Tuesday, April 01, 2008

Blog reform on the way

A month after my review of Enquirer blogs, the powers at the Enquirer announce they're taking a hard look at the stable of bloggers. Some will be sent to the glue factory.
Date: Tue, Apr 1, 2008 at 6:26 AM
Subject: Sent to all users from Chris Graves

Blogs, blogging and our next steps

As we have talked about blogs and Pluck and social networks, we are taking a three-phrased approach in the beginning:

We have looked at our current staff blogs and made recommendations to:

1) Keep and improve.

2) Modify them.

3) Stop publishing them.

Most of these conversations have either happened or are in process.

The next phase will be

-- Follow up training sessions with our bloggers to improve blogs, either in tone, structure and/or technical tips. Mandy Jenkins will lead this effort.

And as we settle into the new tools (aka: Pluck) we will continue to:

-- Approve a select few new blogs based on the blog proposal that includes discussions with department heads and section editors. We need to think about who we hope to reach with a new blog. Ultimately, blogs will be approved by a committee of top editors.

-- Blogs will be monitored and assessed with feedback going back to bloggers and section editors as we continue to enhance and tweak our blogs and blogging efforts.

This process, as many things are in these days, will likely change and be modified as we march forward.

Questions? Thoughts? Send them along …

Chris

Pluck is a social networking platform used by media web sites.

Two thoughts:
  • "... as we continue to enhance and tweak our blogs and blogging efforts." I don't know where Graves gets the word "continue" from. Anyone whose been reading the Enquirer's blogs over the past six months would see there hasn't been any monitoring of the blogs at all. It doesn't look like anyone's paying attention at 312 Elm. There are vast differences in style and quality and editing. I hope the Enquirer can find a way to weed out the amateurishness of many of the blogs without snuffing out the personalities.

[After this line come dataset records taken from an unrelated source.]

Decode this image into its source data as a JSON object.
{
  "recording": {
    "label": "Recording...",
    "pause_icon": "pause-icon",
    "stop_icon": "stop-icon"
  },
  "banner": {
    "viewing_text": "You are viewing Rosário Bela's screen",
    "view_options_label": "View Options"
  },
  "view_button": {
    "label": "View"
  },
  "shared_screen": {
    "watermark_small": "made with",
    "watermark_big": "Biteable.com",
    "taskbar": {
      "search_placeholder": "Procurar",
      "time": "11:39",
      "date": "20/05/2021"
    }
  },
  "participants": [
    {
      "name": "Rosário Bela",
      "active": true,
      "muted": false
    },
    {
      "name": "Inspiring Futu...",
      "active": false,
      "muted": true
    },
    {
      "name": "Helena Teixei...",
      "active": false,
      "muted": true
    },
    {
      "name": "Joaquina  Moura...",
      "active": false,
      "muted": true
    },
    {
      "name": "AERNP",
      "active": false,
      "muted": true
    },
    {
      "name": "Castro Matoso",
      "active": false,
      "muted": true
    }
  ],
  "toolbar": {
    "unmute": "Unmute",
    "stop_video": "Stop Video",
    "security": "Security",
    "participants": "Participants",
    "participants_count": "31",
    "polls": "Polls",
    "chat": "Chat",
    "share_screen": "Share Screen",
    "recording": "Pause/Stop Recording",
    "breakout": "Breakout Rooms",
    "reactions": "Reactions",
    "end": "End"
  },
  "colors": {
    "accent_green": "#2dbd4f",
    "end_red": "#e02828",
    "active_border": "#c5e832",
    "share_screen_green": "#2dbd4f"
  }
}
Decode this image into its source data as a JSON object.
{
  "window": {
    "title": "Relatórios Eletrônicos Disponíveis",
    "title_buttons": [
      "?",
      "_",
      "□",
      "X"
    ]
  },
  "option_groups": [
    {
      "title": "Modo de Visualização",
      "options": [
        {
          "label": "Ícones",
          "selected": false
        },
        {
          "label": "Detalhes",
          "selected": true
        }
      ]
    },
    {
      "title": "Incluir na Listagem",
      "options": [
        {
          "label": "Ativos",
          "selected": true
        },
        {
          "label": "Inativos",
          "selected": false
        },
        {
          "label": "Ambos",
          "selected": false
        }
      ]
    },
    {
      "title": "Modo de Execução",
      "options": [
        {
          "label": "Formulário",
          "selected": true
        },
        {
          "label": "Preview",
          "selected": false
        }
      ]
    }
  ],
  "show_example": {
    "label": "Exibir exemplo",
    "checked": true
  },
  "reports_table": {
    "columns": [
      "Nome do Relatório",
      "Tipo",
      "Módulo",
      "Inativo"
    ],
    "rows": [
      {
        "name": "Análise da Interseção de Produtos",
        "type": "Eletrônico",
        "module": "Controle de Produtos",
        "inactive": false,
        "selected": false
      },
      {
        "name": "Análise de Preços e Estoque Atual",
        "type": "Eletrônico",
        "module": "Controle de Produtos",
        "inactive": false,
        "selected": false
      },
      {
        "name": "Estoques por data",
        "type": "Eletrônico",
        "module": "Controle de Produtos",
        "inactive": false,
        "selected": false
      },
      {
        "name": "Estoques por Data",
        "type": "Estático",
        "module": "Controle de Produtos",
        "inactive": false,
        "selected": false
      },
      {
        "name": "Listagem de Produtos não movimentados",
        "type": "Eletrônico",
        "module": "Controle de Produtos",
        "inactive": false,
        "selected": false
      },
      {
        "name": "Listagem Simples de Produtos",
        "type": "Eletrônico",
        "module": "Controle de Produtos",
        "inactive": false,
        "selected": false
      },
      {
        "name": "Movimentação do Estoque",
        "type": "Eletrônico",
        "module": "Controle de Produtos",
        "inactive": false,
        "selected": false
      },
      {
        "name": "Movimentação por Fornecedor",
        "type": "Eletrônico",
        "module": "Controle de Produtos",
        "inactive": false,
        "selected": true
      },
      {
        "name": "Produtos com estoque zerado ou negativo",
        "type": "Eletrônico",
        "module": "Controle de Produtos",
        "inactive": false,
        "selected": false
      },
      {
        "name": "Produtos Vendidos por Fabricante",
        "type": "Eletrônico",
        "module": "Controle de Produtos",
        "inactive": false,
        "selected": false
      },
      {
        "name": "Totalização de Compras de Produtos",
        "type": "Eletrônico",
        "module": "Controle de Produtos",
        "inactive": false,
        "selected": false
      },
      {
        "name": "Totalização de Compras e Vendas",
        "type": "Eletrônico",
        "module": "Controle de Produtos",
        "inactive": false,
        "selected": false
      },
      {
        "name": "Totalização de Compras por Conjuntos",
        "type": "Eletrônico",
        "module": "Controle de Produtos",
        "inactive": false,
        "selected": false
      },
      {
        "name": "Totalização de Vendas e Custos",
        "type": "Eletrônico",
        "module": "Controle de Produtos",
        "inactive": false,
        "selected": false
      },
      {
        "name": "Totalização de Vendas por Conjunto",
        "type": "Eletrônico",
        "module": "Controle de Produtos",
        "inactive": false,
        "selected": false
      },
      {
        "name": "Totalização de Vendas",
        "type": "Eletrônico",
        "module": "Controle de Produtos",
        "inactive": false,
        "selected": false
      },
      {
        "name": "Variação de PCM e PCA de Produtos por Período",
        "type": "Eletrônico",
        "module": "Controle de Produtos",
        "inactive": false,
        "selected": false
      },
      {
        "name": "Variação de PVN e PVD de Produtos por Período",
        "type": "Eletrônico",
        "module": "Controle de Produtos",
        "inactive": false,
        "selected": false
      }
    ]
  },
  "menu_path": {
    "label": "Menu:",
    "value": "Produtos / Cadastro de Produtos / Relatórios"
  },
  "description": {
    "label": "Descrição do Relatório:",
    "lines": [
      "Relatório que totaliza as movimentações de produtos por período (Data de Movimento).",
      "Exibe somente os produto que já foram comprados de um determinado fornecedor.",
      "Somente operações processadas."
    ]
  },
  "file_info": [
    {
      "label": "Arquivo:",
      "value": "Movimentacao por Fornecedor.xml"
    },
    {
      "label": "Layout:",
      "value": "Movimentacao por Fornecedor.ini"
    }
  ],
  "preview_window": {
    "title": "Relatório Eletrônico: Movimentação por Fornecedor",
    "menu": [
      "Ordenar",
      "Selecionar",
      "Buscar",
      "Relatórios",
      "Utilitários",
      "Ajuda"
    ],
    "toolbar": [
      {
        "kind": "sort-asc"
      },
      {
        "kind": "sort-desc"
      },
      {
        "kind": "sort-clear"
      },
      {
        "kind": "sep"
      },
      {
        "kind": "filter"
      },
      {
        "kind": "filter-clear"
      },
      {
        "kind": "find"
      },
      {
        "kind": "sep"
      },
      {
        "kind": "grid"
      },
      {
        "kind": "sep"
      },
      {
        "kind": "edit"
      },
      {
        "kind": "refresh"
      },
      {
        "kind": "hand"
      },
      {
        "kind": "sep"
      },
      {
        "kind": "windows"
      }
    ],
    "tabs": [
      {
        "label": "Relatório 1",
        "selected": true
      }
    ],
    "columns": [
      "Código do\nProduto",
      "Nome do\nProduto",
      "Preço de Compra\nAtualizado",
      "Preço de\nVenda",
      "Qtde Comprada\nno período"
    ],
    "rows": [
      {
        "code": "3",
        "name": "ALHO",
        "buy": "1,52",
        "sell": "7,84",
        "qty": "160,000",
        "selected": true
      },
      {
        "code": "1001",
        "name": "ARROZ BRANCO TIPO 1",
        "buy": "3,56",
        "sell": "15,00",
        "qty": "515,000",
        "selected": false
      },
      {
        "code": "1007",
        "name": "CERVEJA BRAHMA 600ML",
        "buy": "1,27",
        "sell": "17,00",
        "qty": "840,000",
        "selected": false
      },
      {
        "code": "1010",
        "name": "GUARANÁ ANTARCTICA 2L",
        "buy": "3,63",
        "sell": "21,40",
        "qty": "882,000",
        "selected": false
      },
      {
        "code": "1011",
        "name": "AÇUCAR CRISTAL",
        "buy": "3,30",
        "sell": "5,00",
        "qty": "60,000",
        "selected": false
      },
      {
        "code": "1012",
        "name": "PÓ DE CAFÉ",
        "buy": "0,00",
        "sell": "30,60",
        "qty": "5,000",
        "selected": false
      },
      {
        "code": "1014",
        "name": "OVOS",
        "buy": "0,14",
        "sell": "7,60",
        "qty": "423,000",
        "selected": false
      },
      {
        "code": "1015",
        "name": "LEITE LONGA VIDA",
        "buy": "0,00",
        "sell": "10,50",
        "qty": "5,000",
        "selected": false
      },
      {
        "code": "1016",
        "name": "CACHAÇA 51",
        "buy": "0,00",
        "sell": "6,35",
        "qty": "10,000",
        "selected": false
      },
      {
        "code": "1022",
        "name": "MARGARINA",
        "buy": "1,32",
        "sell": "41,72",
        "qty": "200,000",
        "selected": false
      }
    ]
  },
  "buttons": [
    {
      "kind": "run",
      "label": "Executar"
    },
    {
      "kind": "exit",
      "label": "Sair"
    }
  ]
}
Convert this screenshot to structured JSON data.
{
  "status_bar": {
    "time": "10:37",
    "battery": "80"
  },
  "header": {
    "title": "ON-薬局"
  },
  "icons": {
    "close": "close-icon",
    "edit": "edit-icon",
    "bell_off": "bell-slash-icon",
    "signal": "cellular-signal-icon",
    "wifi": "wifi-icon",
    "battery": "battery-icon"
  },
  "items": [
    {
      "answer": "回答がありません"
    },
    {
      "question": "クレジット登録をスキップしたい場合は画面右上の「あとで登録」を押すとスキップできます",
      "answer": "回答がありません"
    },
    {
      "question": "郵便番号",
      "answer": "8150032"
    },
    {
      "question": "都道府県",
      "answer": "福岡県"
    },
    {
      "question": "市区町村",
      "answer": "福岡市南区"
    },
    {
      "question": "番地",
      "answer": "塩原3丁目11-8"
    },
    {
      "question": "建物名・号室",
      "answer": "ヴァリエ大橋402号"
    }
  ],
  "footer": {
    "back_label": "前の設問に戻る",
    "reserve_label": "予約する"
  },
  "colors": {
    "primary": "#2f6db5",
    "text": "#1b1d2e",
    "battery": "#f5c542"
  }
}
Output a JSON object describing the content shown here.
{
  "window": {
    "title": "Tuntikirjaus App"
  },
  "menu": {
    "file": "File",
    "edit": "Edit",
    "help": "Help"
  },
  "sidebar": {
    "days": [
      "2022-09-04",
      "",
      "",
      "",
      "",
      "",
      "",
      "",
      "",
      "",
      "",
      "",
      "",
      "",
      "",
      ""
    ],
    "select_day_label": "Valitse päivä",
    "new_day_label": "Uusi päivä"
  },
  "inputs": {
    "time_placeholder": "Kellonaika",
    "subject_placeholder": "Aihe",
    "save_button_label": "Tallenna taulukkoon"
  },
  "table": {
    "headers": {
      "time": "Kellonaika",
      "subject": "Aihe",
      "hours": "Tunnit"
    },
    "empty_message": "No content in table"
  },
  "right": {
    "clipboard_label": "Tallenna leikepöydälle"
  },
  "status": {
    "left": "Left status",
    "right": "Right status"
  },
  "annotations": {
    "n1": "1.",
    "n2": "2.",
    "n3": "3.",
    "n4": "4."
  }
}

  • I am very encouraged that new blogs "will be approved by a committee of top editors."

7 Comments:

Anonymous Anonymous said...

Hey Chrissy, here's a thought: wake up. Stop sounding like Kerry Klumpe. Most "blogs" are merely a rehash of stuff people see elsewhere or dull entries about their kids, cars, or diseases. What you're doing is original content. It doesn't dig very deep, sure, and is very inoffensive, but it is original. Why not dump the whole "blogging" thing altogether and just keep the damn site updated? I know, I know: because someone at corporate issued an MBO edict that you guys have to have "blogs" because he heard in 2006 blogs were "the next big thing" and "all the kids were doing it" and even though that's not what you're doing, that's what you call them. And you want your MBO bonus. I mean, you've got more journalists than the TV stations put together. Why do you squander it on such useless crap (as Newsache pointed out last month).

3:56 PM  
Anonymous Anonymous said...

I would think that blogs at the Enquirer are one of the few ways a middling reporter can feel good about his/herself without the meddling of editors. Even if the blogs aren't great, I'd imagine that if people were to write blogs they want to write, it may improve their morale.....maybe?

5:02 PM  
Blogger valereee said...

A blog needs a point of view. The problem with most blogs is that they don't have one. Most bloggers are afraid to choose a narrow-enough topic. It's why we see so many blogs called "Mark's Musings" that go on hiatus after ten posts.

Bloggers need a beat, just like any other journalist. Preferably a beat unique within their organization to that blogger.

5:40 PM  
Anonymous Anonymous said...

I'm encouraged that they are reexamining their blogs. I think it is likely a part of their online redesign process (all of Gannett's websites are being relaunched).

Sounds to me like Mr. Whig is a grumpy old man out of touch with the online world. Blogs can be very useful tools for journalism if done properly - it isn't just a buzzword (it isn't 2002 anymore, bub).

11:18 AM  
Anonymous Anonymous said...

"A month after my review of Enquirer blogs,..."

Oh, yes, I am quite certain Enquirer editors hang on every word of this blog and use it to shape their coverage.

3:21 PM  
Anonymous Anonymous said...

A few things:
- top editors approved all the initial blogs.
- many of those blogging asked to blog, they were not told to.
- blogs allow reporters-critics-editors to be personal, expand coverage via links, address things too niche-y for the main paper, use more images (in color, too, isn't that something, color!) and act fast.
- i heard that the notion that conversations "have happened or are in progress" was news to many of the bloggers.

And a question: Who is Kerry Klumpe?

11:43 AM  
Anonymous Anonymous said...

Gannett sent a huge report to the publishers and exec editors about a month ago about blogging. Your folks are merely following the suggestions that was in that report.